Step 6. We are now ready to reconfigure (in my case) vCD. In order to get the new certificate store into vCD, we need to run the configure script in unattended mode. The script I use is as follows but you may need to change it depending on your lab setup. I have installed Postgres on my vCD server so you may have to adjust if you using Oracle or MSSQL. (If you are, you should consider switching to Postgres as support for Oracle is already depreciated in 9.1 and MSSQL will be depreciated in the next release!
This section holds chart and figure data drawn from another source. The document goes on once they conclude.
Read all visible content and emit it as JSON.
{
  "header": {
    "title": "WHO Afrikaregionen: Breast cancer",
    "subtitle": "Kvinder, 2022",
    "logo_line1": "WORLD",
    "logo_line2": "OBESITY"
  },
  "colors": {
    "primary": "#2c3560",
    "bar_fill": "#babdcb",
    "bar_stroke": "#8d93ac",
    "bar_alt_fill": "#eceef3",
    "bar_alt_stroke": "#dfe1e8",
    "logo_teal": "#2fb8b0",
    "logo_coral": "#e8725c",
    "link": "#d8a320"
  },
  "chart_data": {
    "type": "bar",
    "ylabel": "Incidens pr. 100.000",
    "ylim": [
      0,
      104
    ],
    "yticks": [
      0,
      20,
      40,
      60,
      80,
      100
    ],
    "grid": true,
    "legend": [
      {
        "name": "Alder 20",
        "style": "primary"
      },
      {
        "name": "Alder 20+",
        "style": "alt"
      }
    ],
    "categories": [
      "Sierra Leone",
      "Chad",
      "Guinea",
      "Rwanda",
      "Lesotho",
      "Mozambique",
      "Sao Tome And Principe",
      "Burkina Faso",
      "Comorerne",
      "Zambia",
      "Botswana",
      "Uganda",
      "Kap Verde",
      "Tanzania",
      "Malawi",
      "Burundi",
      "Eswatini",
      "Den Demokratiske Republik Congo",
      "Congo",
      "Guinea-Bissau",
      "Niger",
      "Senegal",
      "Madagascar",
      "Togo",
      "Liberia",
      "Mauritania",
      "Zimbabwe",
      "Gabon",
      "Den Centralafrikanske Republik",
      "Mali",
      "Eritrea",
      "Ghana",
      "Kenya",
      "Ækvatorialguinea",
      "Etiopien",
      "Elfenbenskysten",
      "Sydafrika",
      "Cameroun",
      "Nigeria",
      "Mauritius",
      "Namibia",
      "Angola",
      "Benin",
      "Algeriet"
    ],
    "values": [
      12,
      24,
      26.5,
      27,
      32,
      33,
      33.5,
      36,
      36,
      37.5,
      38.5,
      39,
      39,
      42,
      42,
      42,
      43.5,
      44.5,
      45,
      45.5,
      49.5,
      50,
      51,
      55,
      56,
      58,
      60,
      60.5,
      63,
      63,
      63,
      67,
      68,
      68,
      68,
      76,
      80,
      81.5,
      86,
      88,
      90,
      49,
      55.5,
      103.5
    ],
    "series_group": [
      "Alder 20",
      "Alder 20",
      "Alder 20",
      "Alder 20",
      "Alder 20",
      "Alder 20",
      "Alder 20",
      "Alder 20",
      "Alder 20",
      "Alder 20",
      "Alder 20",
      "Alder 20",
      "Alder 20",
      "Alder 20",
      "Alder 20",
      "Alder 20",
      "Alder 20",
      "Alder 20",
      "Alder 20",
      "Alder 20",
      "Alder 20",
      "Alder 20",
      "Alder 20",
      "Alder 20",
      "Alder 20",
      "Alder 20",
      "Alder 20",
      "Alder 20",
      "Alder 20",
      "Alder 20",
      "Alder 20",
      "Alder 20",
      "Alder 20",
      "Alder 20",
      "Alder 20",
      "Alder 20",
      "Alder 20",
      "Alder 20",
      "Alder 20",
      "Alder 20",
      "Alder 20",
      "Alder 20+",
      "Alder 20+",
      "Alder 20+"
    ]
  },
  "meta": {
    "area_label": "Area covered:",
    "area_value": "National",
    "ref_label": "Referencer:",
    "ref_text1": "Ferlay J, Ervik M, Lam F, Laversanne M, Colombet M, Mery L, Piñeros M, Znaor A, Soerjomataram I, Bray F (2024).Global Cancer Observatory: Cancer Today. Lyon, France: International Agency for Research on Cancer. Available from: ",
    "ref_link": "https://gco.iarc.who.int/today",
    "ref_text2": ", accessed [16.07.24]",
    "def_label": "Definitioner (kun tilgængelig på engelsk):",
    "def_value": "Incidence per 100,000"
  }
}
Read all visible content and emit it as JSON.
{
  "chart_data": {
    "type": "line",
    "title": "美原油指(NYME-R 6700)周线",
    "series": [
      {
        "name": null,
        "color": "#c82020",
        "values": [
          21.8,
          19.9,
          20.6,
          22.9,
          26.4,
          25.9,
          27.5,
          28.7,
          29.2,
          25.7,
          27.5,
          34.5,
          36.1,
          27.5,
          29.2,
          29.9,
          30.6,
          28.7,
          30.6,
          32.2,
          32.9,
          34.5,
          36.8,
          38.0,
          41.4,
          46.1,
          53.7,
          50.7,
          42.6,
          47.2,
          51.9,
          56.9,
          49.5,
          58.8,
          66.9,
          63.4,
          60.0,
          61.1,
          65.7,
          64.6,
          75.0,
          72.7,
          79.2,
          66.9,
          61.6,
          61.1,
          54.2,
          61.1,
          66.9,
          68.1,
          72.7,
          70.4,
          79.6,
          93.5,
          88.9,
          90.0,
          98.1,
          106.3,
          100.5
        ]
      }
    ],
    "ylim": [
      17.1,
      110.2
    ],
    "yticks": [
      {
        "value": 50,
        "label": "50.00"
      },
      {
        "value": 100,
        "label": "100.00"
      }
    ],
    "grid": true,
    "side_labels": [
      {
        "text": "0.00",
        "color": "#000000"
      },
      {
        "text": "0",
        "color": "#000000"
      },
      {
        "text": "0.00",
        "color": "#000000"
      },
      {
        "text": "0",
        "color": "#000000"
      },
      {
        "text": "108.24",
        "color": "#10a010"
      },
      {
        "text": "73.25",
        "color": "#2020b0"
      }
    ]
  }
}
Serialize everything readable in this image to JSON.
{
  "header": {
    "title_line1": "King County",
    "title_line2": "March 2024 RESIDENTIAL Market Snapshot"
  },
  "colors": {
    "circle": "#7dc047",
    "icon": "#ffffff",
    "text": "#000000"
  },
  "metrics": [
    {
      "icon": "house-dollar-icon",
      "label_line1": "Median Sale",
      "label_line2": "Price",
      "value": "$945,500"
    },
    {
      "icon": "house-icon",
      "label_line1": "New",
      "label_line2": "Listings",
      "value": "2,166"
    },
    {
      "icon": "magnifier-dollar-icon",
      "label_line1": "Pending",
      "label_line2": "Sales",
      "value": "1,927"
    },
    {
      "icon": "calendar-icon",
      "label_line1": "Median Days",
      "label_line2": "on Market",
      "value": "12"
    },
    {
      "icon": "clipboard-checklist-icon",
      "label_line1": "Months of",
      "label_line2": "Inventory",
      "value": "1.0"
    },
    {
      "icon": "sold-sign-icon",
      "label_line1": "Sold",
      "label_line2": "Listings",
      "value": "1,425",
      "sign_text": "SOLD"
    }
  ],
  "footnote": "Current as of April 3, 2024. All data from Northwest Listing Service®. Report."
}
This is good news as VMware moves to making vCD available as an appliance.)

Stop vCD:

service vmware-vcd stop

Update the configuration:

/opt/vmware/vcloud-director/bin/configure \
-cons 192.168.20.83 \
--console-proxy-port-https 8443 \
-ip 192.168.20.83 \
--primary-port-http 80 \
--primary-port-https 443 \
-dbhost vcd-dc1-003.local -dbport 5432 -dbtype postgres -dbname vcloud -dbuser vcloud -dbpassword 'vcloudpass' \
-k /tmp/certs.ks \
-w 'ChangeMe' \
-loghost vrli-dc1.local \
-logport 514 \
-g \
--enable-ceip true \
-unattended

Start vCD:

service vmware-vcd start

And that’s it. Give vCD a minute or two to get going and then open a new browser session to your instance. It should be nice and secure now.